The paper tackles mean estimation under user-level differential privacy by proposing a Huber loss minimization approach to reduce bias from clipping and handle imbalanced user sample sizes, showing it is less sensitive to distribution tails and user imbalances.
Privacy protection of users' entire contribution of samples is important in distributed systems. The most effective approach is the two-stage scheme, which finds a small interval first and then gets a refined estimate by clipping samples into the interval. However, the clipping operation induces bias, which is serious if the sample distribution is heavy-tailed. Besides, users with large local sample sizes can make the sensitivity much larger, thus the method is not suitable for imbalanced users. Motivated by these challenges, we propose a Huber loss minimization approach to mean estimation under user-level differential privacy.

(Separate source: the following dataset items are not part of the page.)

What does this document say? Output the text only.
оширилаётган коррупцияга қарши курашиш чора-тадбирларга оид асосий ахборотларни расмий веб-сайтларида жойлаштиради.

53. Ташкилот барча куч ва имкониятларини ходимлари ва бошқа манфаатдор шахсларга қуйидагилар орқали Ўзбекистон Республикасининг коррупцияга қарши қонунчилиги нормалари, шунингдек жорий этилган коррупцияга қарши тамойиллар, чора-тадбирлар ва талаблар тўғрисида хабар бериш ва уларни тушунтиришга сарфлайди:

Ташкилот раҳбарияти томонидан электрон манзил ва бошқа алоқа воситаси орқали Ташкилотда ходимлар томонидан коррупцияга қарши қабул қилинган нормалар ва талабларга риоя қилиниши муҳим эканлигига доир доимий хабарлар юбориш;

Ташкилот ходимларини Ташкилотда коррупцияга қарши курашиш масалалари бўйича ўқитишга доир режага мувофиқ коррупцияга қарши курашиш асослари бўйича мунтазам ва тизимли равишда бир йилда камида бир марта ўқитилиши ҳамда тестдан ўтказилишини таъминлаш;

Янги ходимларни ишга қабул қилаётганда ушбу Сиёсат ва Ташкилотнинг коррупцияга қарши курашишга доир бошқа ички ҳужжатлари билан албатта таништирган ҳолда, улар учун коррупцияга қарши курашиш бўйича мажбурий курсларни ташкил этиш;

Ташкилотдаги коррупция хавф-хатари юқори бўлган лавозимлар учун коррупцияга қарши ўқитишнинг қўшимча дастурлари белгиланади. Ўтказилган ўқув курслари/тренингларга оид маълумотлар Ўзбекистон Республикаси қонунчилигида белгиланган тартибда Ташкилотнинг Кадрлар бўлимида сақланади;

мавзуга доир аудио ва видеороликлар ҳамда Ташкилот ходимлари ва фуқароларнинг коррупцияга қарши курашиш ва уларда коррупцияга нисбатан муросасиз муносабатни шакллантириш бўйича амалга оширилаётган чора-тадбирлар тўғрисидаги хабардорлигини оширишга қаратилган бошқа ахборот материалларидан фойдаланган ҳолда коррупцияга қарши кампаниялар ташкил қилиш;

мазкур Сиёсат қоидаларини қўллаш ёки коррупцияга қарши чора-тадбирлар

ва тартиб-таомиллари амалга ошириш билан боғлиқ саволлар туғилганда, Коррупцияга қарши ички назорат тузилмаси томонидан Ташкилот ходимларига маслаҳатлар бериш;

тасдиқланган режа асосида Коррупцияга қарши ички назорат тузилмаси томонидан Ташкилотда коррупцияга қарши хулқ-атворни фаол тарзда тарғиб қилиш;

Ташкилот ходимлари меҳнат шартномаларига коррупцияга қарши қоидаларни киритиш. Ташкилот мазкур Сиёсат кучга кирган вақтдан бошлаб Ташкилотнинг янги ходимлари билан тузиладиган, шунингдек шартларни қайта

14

The connecting points of Huber loss can be adaptively adjusted to deal with imbalanced users. Moreover, it avoids the clipping operation, thus significantly reducing the bias compared with the two-stage approach. We provide a theoretical analysis of our approach, which gives the noise strength needed for privacy protection, as well as the bound of mean squared error. The result shows that the new method is much less sensitive to the imbalance of user-wise sample sizes and the tail of sample distributions. Finally, we perform numerical experiments to validate our theoretical analysis.